Reactions to this process were positive and multifaceted. Participants commented on the fact that they had never spent such a long time in front of one work of art. Such a point gave rise to discussion regarding the time needed to really explore a topic, in this case a painting, and led to discussion regarding deep, as opposed to surface, approaches to learning. It was also interesting that groups chose a variety of paintings; a range of portraits, for example, were chosen. One group examined Colin Davidson’s portrait of Michael Longley – which they saw as a dramatic portrait with strong brush strokes and a larger than life effect– like that of the poet.

Another group focused on Yeats’ Men of Destiny and its characterising of the heroic in its bold use of colour. Other groups worked on the new exhibition in this wing entitled The World of Performance: Dance, Theatre and Song and its portraits of actors like Muriel Brandt’s Micheál Mac Liammóir and Sean Keatings’ Jimmy O’Dea.

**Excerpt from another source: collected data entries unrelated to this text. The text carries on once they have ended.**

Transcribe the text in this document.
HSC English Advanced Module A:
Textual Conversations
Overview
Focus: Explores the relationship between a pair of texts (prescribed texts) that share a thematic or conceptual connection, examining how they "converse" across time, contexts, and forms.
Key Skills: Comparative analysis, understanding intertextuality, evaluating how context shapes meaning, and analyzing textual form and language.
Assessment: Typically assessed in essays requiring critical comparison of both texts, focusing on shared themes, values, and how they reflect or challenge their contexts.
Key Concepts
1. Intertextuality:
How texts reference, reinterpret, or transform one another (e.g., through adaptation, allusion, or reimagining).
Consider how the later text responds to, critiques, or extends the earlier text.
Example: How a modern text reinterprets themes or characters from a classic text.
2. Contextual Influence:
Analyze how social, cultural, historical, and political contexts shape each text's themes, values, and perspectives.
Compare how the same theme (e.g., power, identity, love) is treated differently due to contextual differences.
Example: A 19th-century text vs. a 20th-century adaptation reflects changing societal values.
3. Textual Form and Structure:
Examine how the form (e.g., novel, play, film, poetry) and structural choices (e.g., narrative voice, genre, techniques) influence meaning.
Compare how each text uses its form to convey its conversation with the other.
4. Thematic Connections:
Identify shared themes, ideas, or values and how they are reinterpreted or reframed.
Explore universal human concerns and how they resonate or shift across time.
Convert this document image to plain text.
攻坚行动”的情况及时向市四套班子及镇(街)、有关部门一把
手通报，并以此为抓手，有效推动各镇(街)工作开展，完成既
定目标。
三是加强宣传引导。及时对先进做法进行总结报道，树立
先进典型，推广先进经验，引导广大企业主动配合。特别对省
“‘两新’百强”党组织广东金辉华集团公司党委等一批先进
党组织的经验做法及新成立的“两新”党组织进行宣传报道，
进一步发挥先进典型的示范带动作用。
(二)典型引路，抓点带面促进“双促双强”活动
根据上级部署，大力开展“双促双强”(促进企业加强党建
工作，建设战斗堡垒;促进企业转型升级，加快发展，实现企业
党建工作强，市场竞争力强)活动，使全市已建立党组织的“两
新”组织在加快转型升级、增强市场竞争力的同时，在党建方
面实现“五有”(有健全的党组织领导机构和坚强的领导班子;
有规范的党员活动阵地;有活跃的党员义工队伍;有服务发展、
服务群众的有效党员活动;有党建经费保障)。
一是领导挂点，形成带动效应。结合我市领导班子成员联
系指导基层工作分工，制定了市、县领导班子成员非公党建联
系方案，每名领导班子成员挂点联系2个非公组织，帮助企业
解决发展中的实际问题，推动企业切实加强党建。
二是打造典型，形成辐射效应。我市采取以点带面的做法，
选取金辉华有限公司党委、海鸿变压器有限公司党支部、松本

Regardless of the work chosen, what was common in discussion afterwards, over coffee in the gallery restaurant, was that no two people interpret the work in the same way; each brought a unique perspective to the work, which was borne out of their own experience of life and of the disciplines in which they were immersed.

Another key point that emerged was the nature of and the effect of the group dynamic: as a member of the group it became important to listen to the other and to take on new perspectives. Participants also noted that though there were divergent views there was also coherence and common threads in the discussion that emerged. The longer the group worked together the more they were able to listen to and accommodate each other’s perspectives. In a nutshell, exploring a work of art on its many levels is another way of talking about and experiencing the meaning and implications of a universal design for learning approach. The gallery provides us with that magic space where we can begin again to experience learning in all its richness, complexity and variety.